Der Betreiber von Steam, Valve, hatte indes wenig Motivation, dem Treiben Einhalt zu gebieten. Das Unternehmen hat im Steam-Marktplatz eine sehr lukrative Plattform gefunden. An jedem Verkauf von virtuellen Gegenständen auf diesem Markt verdient Valve 15% an Transaktionsgebühren. Bei einer durchschnittlichen Spieleranzahl von täglich rund einer halben Million allein bei Counter-Strike, von denen fast alle schon einmal mit Skins gehandelt haben, erwirtschaftet der Betreiber Unsummen durch Gebühren. Nachdem es allerdings wiederholt zu Betrug und Ungereimtheiten im Zusammenhang mit den Sportwetten und Lotterien via Skins kam, hat sich auch Valve dazu genötigt gefühlt, Schritte gegen Glücksspielportale einzuleiten und das größte Wettportal CSGO-Lounge hat die Zahlung mit Waffenskins eingestellt. YouTuber und Spieler von professionellen E-Sport-Teams waren in Machenschaften verwickelt, bei denen es um illegale Glücksspielwerbung und um manipulierte Spiele ging.

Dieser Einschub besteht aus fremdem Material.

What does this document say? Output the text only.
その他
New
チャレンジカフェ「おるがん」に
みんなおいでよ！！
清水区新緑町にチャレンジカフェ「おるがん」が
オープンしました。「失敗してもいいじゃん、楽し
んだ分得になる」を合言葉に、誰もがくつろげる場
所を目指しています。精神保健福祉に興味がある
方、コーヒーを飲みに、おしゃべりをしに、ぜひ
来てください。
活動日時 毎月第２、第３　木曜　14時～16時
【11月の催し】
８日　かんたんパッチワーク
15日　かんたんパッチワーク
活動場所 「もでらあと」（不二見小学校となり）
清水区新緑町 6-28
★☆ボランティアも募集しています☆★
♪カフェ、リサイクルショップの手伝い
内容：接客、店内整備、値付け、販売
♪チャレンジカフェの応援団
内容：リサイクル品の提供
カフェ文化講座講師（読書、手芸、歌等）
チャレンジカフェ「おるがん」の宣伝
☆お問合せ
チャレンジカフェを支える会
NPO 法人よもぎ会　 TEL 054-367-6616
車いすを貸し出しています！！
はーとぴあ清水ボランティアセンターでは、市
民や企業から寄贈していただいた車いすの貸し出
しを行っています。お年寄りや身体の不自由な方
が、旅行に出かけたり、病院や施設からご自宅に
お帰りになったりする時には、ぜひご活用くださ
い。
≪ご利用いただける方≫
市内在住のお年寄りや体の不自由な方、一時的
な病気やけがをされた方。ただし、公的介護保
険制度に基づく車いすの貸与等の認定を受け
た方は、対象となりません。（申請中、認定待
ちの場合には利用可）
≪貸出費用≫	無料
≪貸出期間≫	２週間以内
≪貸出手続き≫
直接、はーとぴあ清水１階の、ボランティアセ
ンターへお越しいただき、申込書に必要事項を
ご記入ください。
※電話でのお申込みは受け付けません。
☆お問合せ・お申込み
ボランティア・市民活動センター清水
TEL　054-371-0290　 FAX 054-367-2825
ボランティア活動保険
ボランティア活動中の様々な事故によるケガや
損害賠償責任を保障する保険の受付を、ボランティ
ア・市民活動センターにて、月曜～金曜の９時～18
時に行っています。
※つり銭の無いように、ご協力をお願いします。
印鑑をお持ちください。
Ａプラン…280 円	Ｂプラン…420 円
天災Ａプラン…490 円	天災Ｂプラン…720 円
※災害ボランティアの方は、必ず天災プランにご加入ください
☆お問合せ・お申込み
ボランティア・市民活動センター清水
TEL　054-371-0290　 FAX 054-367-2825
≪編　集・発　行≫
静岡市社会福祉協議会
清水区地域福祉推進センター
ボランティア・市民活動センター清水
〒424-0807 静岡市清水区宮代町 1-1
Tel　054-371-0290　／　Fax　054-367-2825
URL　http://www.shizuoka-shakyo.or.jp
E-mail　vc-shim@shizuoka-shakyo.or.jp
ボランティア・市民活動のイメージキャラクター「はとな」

Das beliebteste Fußballvideospiel Fifa hat mit ähnlichen Skandalen zu kämpfen. So wurden in Großbritannien YouTuber wegen illegaler Glücksspiel-Werbung für Minderjährige zu hohen Geldstrafen verurteilt. Das Problem ist also nicht an ein Spiel oder Genre gekoppelt, sondern hängt mit der im Spiel verfügbaren Währung zusammen, die außerhalb des eigentlichen Spielprinzips für diverse Glücksspiele verwendet wird. Hier bedarf es besserer Kontrollen der Betreiber und der Politik, so dass illegale Angebote von Glücksspiel gar nicht erst die Chance haben, eine dermaßen hohe Popularität und vor allem Minderjährige zu erreichen wie CSGO-Lounge. Auch YouTuber sind hier in der Pflicht bzw. müssen vermehrt zur Rechenschaft gezogen werden, wenn sie illegale Angebote anpreisen. Die Suchtgefahr darf nicht vernachlässigt werden, auch bei der digitalen Aufmerksamkeit besteht Suchtgefahr.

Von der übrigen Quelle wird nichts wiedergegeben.